Mais do que ver filmes, celebra-se a língua portuguesa e a cultura cinematográfica lusófona. O FESTin – Festival de Cinema Itinerante da Língua Portuguesa – está de volta a Lisboa para uma 9ª edição, que decorre a partir de hoje, dia 27, e até ao próximo dia 6 de março.

Até lá, vão passar pelo Cinema São Jorge nove longas-metragens de ficção, nove documentários e 16 curtas, bem como algumas mostras especiais, numa edição marcada por um maior peso do cinema português. Perante um cartaz recheado de obras apetecíveis, pedimos a Roni Nunes, programador do festival, para nos definir uma rota orientadora, com uma seleção dos cinco filmes (quase) obrigatórios durante o festival.

Praça Paris, Lúcia Murat

«É um drama muito forte onde a Joana de Verona vive uma psicóloga que está no Brasil para uma tese de Doutoramento. Lá ela começa por tratar uma habitante da favela e, ao entrar em contato com um mundo de extrema violência, começa a sucumbir aos seus próprios fantasmas. É um filme muito interessante que coloca em causa a relação entre dois mundos bastante distintos – o de uma burguesia intelectual e o de uma classe operária a viver num ambiente hostil.»

Onde e quando: 3 março, às 21h30, na Sala Manoel de Oliveira.

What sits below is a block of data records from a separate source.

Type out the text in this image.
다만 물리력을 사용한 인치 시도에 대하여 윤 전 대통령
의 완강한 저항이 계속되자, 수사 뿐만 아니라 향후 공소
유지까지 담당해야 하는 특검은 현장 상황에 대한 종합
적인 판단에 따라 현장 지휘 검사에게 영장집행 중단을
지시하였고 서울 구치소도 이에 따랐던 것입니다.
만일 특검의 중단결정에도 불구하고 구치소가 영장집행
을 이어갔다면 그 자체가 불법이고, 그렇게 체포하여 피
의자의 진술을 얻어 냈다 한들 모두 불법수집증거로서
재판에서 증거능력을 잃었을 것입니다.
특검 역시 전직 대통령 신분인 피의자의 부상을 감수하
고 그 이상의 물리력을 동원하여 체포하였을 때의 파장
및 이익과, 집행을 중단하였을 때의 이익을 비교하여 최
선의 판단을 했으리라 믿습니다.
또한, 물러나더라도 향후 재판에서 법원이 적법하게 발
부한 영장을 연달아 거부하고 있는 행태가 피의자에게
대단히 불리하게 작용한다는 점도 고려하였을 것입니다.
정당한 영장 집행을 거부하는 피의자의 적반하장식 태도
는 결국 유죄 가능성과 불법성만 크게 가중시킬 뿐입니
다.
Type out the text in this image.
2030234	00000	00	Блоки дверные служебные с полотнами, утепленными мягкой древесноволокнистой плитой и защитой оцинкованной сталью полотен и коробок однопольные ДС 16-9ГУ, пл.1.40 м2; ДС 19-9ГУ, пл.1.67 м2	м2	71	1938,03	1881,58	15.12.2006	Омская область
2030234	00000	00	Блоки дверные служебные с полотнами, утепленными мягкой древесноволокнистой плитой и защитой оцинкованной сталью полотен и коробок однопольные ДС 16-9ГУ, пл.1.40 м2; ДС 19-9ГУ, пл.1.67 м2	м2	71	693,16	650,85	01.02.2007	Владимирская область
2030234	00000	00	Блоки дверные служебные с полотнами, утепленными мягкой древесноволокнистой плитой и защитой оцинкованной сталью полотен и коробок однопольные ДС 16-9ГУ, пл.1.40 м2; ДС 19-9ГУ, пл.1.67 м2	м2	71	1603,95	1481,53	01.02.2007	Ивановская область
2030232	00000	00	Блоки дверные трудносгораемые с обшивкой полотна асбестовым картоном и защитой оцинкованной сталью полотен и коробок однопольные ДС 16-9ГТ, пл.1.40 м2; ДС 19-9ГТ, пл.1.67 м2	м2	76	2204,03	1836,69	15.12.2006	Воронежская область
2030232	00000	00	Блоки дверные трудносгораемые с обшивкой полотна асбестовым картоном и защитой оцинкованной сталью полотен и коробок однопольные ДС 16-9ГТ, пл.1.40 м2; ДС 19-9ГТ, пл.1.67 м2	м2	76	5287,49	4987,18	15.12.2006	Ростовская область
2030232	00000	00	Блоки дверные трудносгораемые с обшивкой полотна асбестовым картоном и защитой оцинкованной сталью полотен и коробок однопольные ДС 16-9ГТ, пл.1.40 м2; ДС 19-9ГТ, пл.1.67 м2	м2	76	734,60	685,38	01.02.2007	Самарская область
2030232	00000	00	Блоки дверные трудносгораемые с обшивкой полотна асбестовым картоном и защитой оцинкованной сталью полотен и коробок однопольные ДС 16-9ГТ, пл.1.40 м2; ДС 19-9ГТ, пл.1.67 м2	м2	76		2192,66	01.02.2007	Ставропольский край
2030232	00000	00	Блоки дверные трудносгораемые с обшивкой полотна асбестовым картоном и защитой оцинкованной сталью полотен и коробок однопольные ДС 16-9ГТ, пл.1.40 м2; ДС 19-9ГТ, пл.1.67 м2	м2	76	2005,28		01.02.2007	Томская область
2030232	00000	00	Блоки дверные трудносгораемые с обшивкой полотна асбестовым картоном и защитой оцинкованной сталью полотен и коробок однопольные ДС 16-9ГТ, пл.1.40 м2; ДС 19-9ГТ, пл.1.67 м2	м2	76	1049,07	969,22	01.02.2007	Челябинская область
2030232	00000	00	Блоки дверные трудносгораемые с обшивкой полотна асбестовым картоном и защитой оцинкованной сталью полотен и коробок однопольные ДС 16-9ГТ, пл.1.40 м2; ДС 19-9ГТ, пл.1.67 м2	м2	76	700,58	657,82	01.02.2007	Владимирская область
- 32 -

As Duas Irenes, Fabio Meira

«É um filme muito bonito, que narra a história de duas adolescentes a viver numa pequena cidade do interior do Brasil. Um das Irenes tem uma vida muito pacata junto da sua família – quando descobre que na mesma cidade vive uma outra Irene, da sua cidade, que ela passa a espionar. A vida da outra lhe parece muito mais interessante e ao longo da narrativa aborda os percalços, as inseguranças e os problemas de identidade típicos desta idade.»

Onde e quando: 6 de março, às 21h30, na Sala Manoel de Oliveira.

Vazante, Daniela Thomas

«É outra coprodução luso-brasileira, desta vez passada no tempo em que o Brasil era colónia portuguesa. A realizadora Daniela Thomas, que corealizou vários filmes com Walter Salles, interligou a problemática feminina de uma época fortemente patriarcal com o tema da escravatura – num filme com uma belíssima fotografia em preto e branco e um trabalho de som excecional do portuguès Vasco Pimentel.»

Onde e quando: 4 março, às 19h, na Sala 3.

Aparição, Fernando Vendrell

«Filme português com Jaime Freitas e Victória Guerra – numa abordagem bastante interessante de um período do tempo de Salazar – os anos 50. O filme baseia-se num livro de Vergílio Ferreira e capta a atmosfera da altura, baseada num contexto fortemente repressivo.»

Onde e quando: 5 março, às 21h30, na Sala 3.

Redemoinho, José Luiz Villamarim

«É um dos mais belos filmes brasileiros do FESTin este ano, contando com dois atores excecionais – o Irandhir Santos e Júlio Andrade. Também se passa numa pequena cidade, onde eles são dois amigos que se reencontram após uma tragédia ocorrida na infância. O trabalho de fotografia e som é extraordinário, tal como a intensidade dramática alcançada pelo realizador José Luiz Villamarim.»

Onde e quando: 1 março, às 21h30, na Sala Manoel de Oliveira.